Sweet Potato Brownie
1 cup sweet potato flour or one medium sweet potato
Sweet potato (cooked)
1/2 cup almond flour, chickpea or cassava flour
2 tbsp beetroot powder or the juices from one small beetroot
2 dates
1/2 cup raisins (soaked)
1 tsp baking powder
1/2 cup water or nut milk unsweetened
1/4 tsp nutmeg
1/4 tsp cinnamon
1/4 tsp coriander
1/4 tsp Himalayan salt
How to prepare: Pour all the ingredients into a blender. Blend until fully mixed or for about one minute. Grease a loaf pan and preheat the oven to 200 degrees Fahrenheit. Pour the blended mixture into the greased loaf pan and bake for 20 minutes.
Jam cups
Filling:
2 dates
2 tbsp strawberries
1 tbsp arrowroot powder
How to prepare: Put the ingredients into a blender and blend for about 30 seconds. Pour the mixture into a pot over medium heat and stir constantly until thick.

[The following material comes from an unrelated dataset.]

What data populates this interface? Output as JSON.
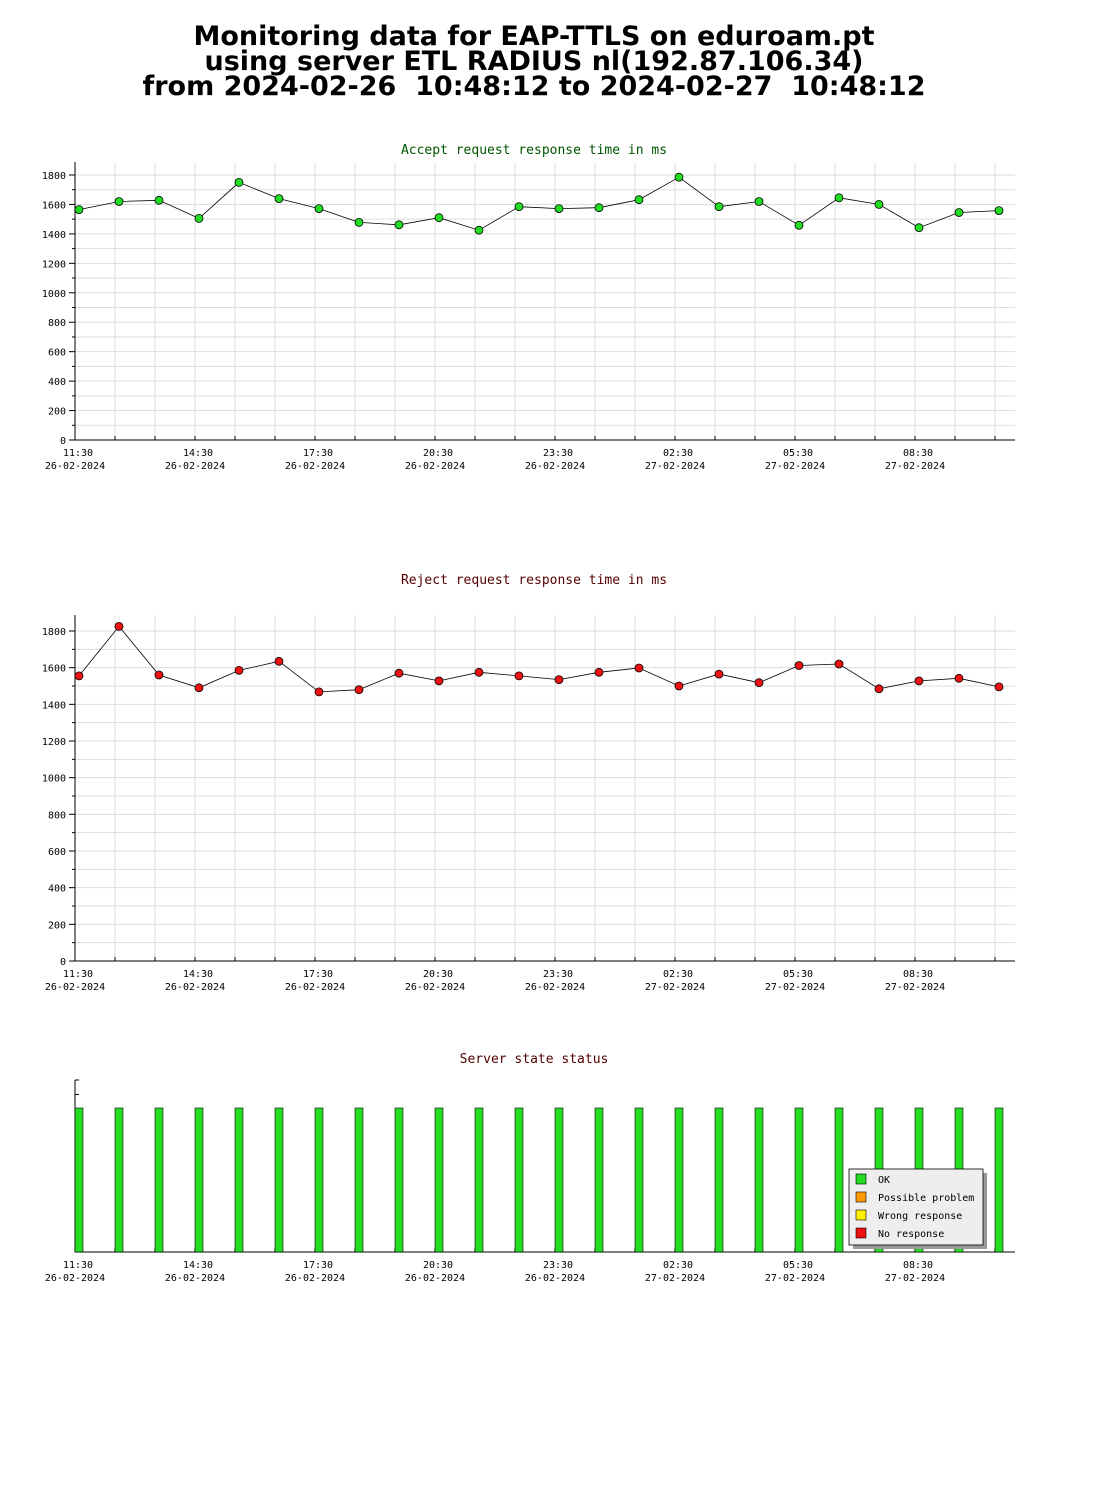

When thick enough (to your liking) turn off and allow to cool.
Pastry cups:
1/4 cup breadfruit flour
1/4 cup oat flour
2 tsp vegan butter or 1 tbsp olive oil
3-4 tbsp ice water
2 dates (optional)
How to Prepare: Place the ingredients into a bowl and mix well in a bowl. Then, grease muffin tins and press dough into a greased muffin tin. Preheat the oven to 200 degrees Fahrenheit and bake for 10 to 12 minutes.
Cheesy corn bites
1/2 cup cashew (soaked)
1 tsp lemon juice
1/2 tbsp apple cider vinegar
1/2 cup water or nut milk enough to make a batter (not very runny)

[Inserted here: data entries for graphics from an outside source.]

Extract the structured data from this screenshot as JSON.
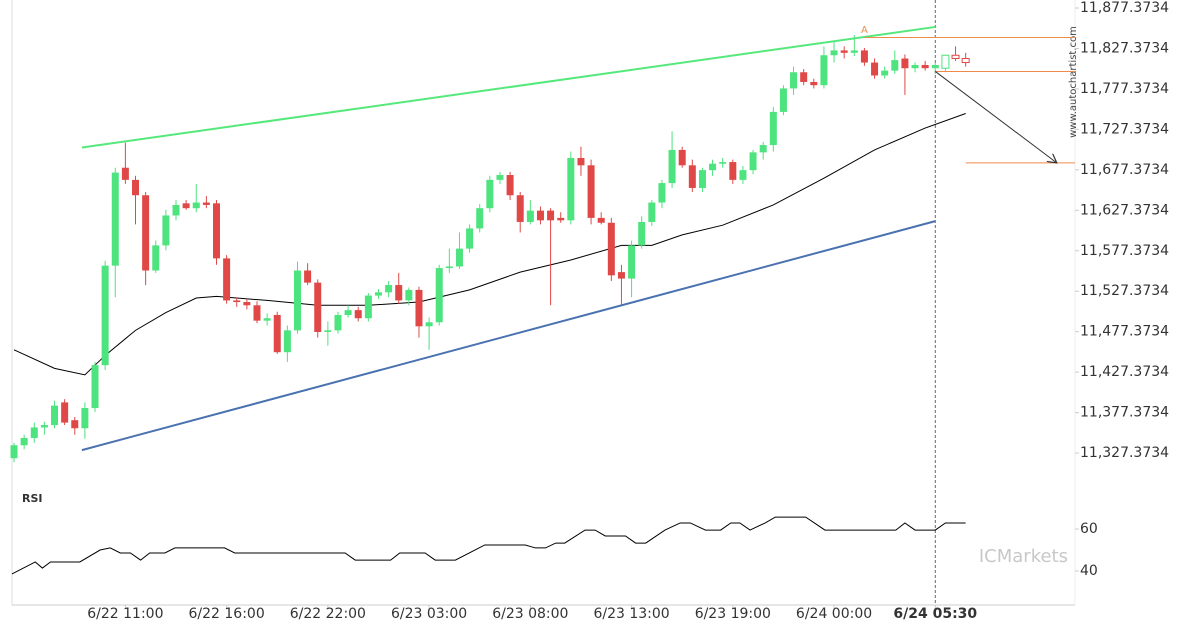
{
  "chart_data": {
    "type": "candlestick",
    "xlim": [
      -0.2,
      104.8
    ],
    "xticks": [
      {
        "value": 11,
        "label": "6/22 11:00"
      },
      {
        "value": 21,
        "label": "6/22 16:00"
      },
      {
        "value": 31,
        "label": "6/22 22:00"
      },
      {
        "value": 41,
        "label": "6/23 03:00"
      },
      {
        "value": 51,
        "label": "6/23 08:00"
      },
      {
        "value": 61,
        "label": "6/23 13:00"
      },
      {
        "value": 71,
        "label": "6/23 19:00"
      },
      {
        "value": 81,
        "label": "6/24 00:00"
      },
      {
        "value": 91,
        "label": "6/24 05:30"
      }
    ],
    "current_x": 91,
    "ylim": [
      11281.7,
      11887.3
    ],
    "yticks": [
      {
        "value": 11877.3734,
        "label": "11,877.3734"
      },
      {
        "value": 11827.3734,
        "label": "11,827.3734"
      },
      {
        "value": 11777.3734,
        "label": "11,777.3734"
      },
      {
        "value": 11727.3734,
        "label": "11,727.3734"
      },
      {
        "value": 11677.3734,
        "label": "11,677.3734"
      },
      {
        "value": 11627.3734,
        "label": "11,627.3734"
      },
      {
        "value": 11577.3734,
        "label": "11,577.3734"
      },
      {
        "value": 11527.3734,
        "label": "11,527.3734"
      },
      {
        "value": 11477.3734,
        "label": "11,477.3734"
      },
      {
        "value": 11427.3734,
        "label": "11,427.3734"
      },
      {
        "value": 11377.3734,
        "label": "11,377.3734"
      },
      {
        "value": 11327.3734,
        "label": "11,327.3734"
      }
    ],
    "up_color": "#4de37e",
    "down_color": "#e04848",
    "open": [
      11321,
      11337,
      11346,
      11359,
      11362,
      11390,
      11368,
      11358,
      11383,
      11436,
      11559,
      11680,
      11665,
      11646,
      11553,
      11584,
      11621,
      11636,
      11630,
      11637,
      11636,
      11568,
      11516,
      11514,
      11510,
      11491,
      11498,
      11452,
      11479,
      11553,
      11538,
      11477,
      11479,
      11498,
      11504,
      11494,
      11522,
      11526,
      11535,
      11516,
      11529,
      11484,
      11489,
      11556,
      11558,
      11580,
      11605,
      11630,
      11665,
      11671,
      11646,
      11613,
      11627,
      11627,
      11618,
      11615,
      11692,
      11683,
      11618,
      11612,
      11551,
      11543,
      11584,
      11613,
      11637,
      11661,
      11702,
      11683,
      11655,
      11677,
      11685,
      11687,
      11665,
      11677,
      11699,
      11708,
      11749,
      11778,
      11798,
      11786,
      11782,
      11819,
      11825,
      11822,
      11825,
      11810,
      11794,
      11800,
      11815,
      11803,
      11807,
      11803
    ],
    "high": [
      11340,
      11350,
      11365,
      11366,
      11392,
      11394,
      11372,
      11390,
      11440,
      11565,
      11680,
      11711,
      11670,
      11650,
      11590,
      11628,
      11640,
      11640,
      11660,
      11645,
      11640,
      11572,
      11520,
      11518,
      11515,
      11500,
      11502,
      11485,
      11564,
      11562,
      11542,
      11490,
      11502,
      11510,
      11508,
      11525,
      11530,
      11540,
      11550,
      11532,
      11533,
      11495,
      11560,
      11580,
      11600,
      11610,
      11635,
      11670,
      11675,
      11675,
      11650,
      11640,
      11632,
      11630,
      11625,
      11700,
      11706,
      11690,
      11625,
      11618,
      11560,
      11590,
      11620,
      11640,
      11665,
      11725,
      11706,
      11690,
      11680,
      11690,
      11692,
      11690,
      11682,
      11702,
      11712,
      11755,
      11782,
      11805,
      11802,
      11790,
      11830,
      11836,
      11830,
      11844,
      11828,
      11815,
      11805,
      11825,
      11820,
      11810,
      11812,
      11810
    ],
    "low": [
      11316,
      11332,
      11340,
      11350,
      11358,
      11362,
      11350,
      11345,
      11378,
      11430,
      11520,
      11660,
      11610,
      11535,
      11550,
      11578,
      11615,
      11628,
      11625,
      11630,
      11560,
      11512,
      11508,
      11505,
      11488,
      11485,
      11450,
      11440,
      11475,
      11535,
      11470,
      11460,
      11475,
      11495,
      11490,
      11490,
      11518,
      11520,
      11512,
      11510,
      11470,
      11455,
      11485,
      11550,
      11555,
      11575,
      11600,
      11625,
      11660,
      11640,
      11600,
      11610,
      11610,
      11510,
      11612,
      11610,
      11670,
      11610,
      11610,
      11540,
      11510,
      11520,
      11580,
      11608,
      11630,
      11655,
      11680,
      11650,
      11650,
      11670,
      11680,
      11660,
      11660,
      11672,
      11690,
      11700,
      11745,
      11770,
      11782,
      11778,
      11778,
      11810,
      11815,
      11818,
      11806,
      11790,
      11790,
      11796,
      11770,
      11798,
      11800,
      11796
    ],
    "close": [
      11337,
      11346,
      11359,
      11362,
      11386,
      11365,
      11358,
      11383,
      11436,
      11559,
      11674,
      11665,
      11646,
      11553,
      11584,
      11621,
      11634,
      11630,
      11637,
      11634,
      11568,
      11516,
      11514,
      11510,
      11491,
      11494,
      11452,
      11479,
      11553,
      11538,
      11477,
      11479,
      11498,
      11504,
      11494,
      11522,
      11526,
      11535,
      11516,
      11529,
      11484,
      11489,
      11556,
      11558,
      11580,
      11605,
      11630,
      11665,
      11671,
      11646,
      11613,
      11627,
      11615,
      11615,
      11615,
      11692,
      11683,
      11618,
      11612,
      11547,
      11543,
      11584,
      11613,
      11637,
      11661,
      11702,
      11683,
      11655,
      11677,
      11685,
      11687,
      11665,
      11677,
      11699,
      11708,
      11749,
      11778,
      11798,
      11786,
      11782,
      11819,
      11825,
      11822,
      11825,
      11810,
      11794,
      11800,
      11813,
      11803,
      11807,
      11803,
      11807
    ],
    "projection": {
      "x_start": 92,
      "open": [
        11803,
        11819,
        11815
      ],
      "high": [
        11820,
        11830,
        11822
      ],
      "low": [
        11798,
        11812,
        11805
      ],
      "close": [
        11819,
        11815,
        11810
      ]
    },
    "moving_average": {
      "color": "#000000",
      "x": [
        0,
        4,
        7,
        9,
        12,
        15,
        18,
        20,
        25,
        30,
        35,
        40,
        45,
        50,
        55,
        60,
        63,
        66,
        70,
        75,
        80,
        85,
        90,
        94
      ],
      "values": [
        11455,
        11432,
        11424,
        11448,
        11479,
        11501,
        11519,
        11521,
        11516,
        11510,
        11510,
        11514,
        11529,
        11551,
        11566,
        11584,
        11584,
        11597,
        11609,
        11634,
        11667,
        11702,
        11729,
        11747
      ]
    },
    "trend_lines": [
      {
        "color": "#55e87a",
        "x": [
          6.7,
          91
        ],
        "values": [
          11705,
          11854
        ]
      },
      {
        "color": "#4a72b0",
        "x": [
          6.7,
          91
        ],
        "values": [
          11331,
          11614
        ]
      }
    ],
    "level_color": "#f08a4b",
    "levels": [
      {
        "value": 11841,
        "x_from": 84
      },
      {
        "value": 11799,
        "x_from": 91
      },
      {
        "value": 11686,
        "x_from": 94
      }
    ],
    "arrow": {
      "x": [
        91,
        103
      ],
      "values": [
        11799,
        11686
      ]
    },
    "annotation": {
      "text": "A",
      "x": 84,
      "value": 11850
    },
    "watermark": "www.autochartist.com",
    "logo": "ICMarkets",
    "rsi": {
      "title": "RSI",
      "ylim": [
        23.8,
        78.6
      ],
      "yticks": [
        40,
        60
      ],
      "x": [
        -0.2,
        2.1,
        2.8,
        3.6,
        6.5,
        8.5,
        9.5,
        10.5,
        11.5,
        12.5,
        13.4,
        14.9,
        15.9,
        20.8,
        21.8,
        32.7,
        33.7,
        37.2,
        38.1,
        40.6,
        41.6,
        43.6,
        46.5,
        50.5,
        51.5,
        52.5,
        53.5,
        54.4,
        56.4,
        57.4,
        58.4,
        60.4,
        61.4,
        62.4,
        64.3,
        65.8,
        66.8,
        68.3,
        69.8,
        70.8,
        71.7,
        72.7,
        74.2,
        75.2,
        78.2,
        80.1,
        87.1,
        88.0,
        89.0,
        91.0,
        92.0,
        94.0
      ],
      "values": [
        38.6,
        44.3,
        41.4,
        44.3,
        44.3,
        50,
        51,
        48.6,
        48.6,
        45.2,
        48.6,
        48.6,
        51,
        51,
        48.6,
        48.6,
        45.2,
        45.2,
        48.6,
        48.6,
        45.2,
        45.2,
        52.4,
        52.4,
        51,
        51,
        53.3,
        53.3,
        59.5,
        59.5,
        56.7,
        56.7,
        53.3,
        53.3,
        59.5,
        62.9,
        62.9,
        59.5,
        59.5,
        62.9,
        62.9,
        59.5,
        62.9,
        65.7,
        65.7,
        59.5,
        59.5,
        62.9,
        59.5,
        59.5,
        62.9,
        62.9
      ]
    }
  }
}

1/2 cup ground corn or cornmeal
1/2 tsp baking powder
1 tbsp arrowroot
1 tsp olive oil
1/2 tsp turmeric
1/8 tsp coriander
4 dates
Place all the ingredients into the blender. Blend until smooth or for about one minute. Grease loaf pan and preheat oven to 200 degrees Fahrenheit. Pour the mixture into the loaf pan and bake until firm or for approximately 25 minutes. Cool and cut into squares.
Yoghurt Parfait
14 oz lactose-free yoghurt
1/4 cup oat flour
1/4 cup raisins soaked
1 apple diced
How to prepare: Clean and sterilise glass jar then sit to dry. Add 1/2 the oats then 1/2 the yoghurt, then half blended raisins and half the diced apples. Repeat then close the jar and place this in the refrigerator overnight. Enjoy!
Coconut Banana Cream
1 ripe banana (frozen)
1/2 cup coconut jelly meat frozen
1/2 cup very ripe jackfruit frozen
1/4 tsp vanilla
1/8 tsp nutmeg
1/8 tsp cinnamon
How to prepare: Place frozen fruits and blend for about a minute. Add the remaining ingredients and pulse until smooth. Enjoy as-is or place it in the refrigerator if you would prefer it frozen. If you decide to let it freeze when you remove it from the fridge let it sit for about five minutes after freezing before consuming.
Quinoa crumble
1/2 cup quinoa (soaked and rinsed)
1/4 cup raisins (soaked and blended)
1/8 tsp vanilla
1/8 tsp cinnamon
How to prepare: Cook quinoa in enough water to just cover it in the pot on low heat. Allow it to cool then add the other ingredients. Mix well. Chill and enjoy or have it as is.
Cinna Rolls
1 cup unbleached flour
For gluten-free use:
1 cup oat flour
1/2 cup almond flour
1/2 cup rice flour or quinoa flour
3 tbsp tapioca or corn or potato starch
1 tsp baking powder
2 tsp flax meal
1/4 tsp Himalayan salt
1/8 tsp vanilla extract, cinnamon, nutmeg
1/2 cup water or nut milk
How to prepare: Mix all the ingredients in a bowl and make a dough. Let it rest for 10 minutes.
Sprinkle flour on the counter and roll out the dough flat. Blend 1/2 cup raisins, 1/2 cup berries together.
Spread on the surface of the dough. Roll into a log then cut into rings. Place in a greased loaf pan and brush with water. Preheat oven to 200 degrees Fahrenheit for 25 minutes or until firm.